“I don’t deny that I have formed decided opinions, though I don’t pledge myself they are correct.”
“Well?”
“I think I shall like your brother, but I know I shan’t like his wife.”
“Very straightforwardly put. An instinct merely, or something more?”
“Something more, I think. You know, I have seen their portraits; well, I have thought about them a great deal, and now I have compared my impressions of the photographs with my impressions of the originals, and the result is a decided opinion.”
“You know I told you that you would like my brother—that all ladies do,” said Vernon, with a perceptible shade of jealousy.
“Well, you were right; I admit it. He seems the incarnation of good humor—to shed a sort of sunshine of cheeriness around him.”
“Yes, yes, he does,” admitted Vernon, rather bitterly, Olivia thought.

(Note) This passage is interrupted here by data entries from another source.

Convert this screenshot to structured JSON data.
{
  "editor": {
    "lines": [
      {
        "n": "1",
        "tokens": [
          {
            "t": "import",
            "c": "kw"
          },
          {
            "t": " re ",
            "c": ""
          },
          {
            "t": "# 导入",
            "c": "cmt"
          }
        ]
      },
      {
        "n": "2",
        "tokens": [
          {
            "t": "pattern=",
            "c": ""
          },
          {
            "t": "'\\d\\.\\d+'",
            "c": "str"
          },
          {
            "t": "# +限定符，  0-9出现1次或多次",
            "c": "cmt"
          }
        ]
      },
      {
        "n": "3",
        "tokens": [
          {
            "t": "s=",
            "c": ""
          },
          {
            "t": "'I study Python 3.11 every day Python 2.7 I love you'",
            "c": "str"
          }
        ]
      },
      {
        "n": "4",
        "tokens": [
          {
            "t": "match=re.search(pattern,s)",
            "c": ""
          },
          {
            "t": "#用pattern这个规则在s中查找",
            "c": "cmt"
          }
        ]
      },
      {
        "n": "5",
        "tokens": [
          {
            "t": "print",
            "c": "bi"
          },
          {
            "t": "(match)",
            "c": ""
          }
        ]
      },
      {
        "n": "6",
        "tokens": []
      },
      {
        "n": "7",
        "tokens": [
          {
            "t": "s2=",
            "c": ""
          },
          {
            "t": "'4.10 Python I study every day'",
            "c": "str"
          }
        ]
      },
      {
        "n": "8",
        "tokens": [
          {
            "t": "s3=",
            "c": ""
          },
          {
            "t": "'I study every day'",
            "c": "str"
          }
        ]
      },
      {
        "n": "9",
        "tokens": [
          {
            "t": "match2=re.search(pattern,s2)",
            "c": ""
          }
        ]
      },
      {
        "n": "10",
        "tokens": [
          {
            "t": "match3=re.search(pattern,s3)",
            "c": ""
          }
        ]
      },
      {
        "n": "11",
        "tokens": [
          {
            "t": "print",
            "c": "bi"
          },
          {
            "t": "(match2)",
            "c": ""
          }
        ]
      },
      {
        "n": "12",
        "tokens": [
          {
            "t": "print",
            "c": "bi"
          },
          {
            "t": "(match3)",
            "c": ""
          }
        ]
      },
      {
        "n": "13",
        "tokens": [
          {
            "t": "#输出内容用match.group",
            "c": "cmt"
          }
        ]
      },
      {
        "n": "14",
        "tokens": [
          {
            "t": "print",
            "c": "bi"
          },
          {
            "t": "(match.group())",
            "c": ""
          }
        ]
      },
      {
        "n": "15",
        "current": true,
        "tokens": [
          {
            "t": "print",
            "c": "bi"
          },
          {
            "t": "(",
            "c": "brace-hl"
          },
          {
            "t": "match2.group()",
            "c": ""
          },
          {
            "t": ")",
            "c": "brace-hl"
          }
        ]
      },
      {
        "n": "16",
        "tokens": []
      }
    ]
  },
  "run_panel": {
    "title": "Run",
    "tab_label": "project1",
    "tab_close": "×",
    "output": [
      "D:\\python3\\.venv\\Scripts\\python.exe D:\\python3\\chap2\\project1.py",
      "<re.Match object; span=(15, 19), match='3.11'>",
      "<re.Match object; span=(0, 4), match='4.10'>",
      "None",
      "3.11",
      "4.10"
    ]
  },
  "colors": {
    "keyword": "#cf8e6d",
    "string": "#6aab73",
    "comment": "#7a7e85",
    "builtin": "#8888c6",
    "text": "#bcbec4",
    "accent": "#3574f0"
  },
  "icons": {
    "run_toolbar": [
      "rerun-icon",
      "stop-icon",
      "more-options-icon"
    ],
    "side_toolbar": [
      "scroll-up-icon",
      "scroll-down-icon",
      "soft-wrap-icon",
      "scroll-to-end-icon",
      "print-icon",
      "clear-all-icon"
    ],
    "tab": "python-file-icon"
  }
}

She continued: “It was plain that, for some reason or other, neither he nor Mrs. Brander was glad to see me. It almost seemed as if they took an instinctive dislike to me. But even that could not sour your brother; it scarcely made him less genial. On the other hand, it made all the difference in the world to Mrs. Brander’s manner. She looked at me just as if I were an enemy, who had done her, or was going to do her, some severe injury.”
Glancing at her companion, Olivia saw that something she had said affected him very strongly. She was silent therefore, afraid that she had already said too much.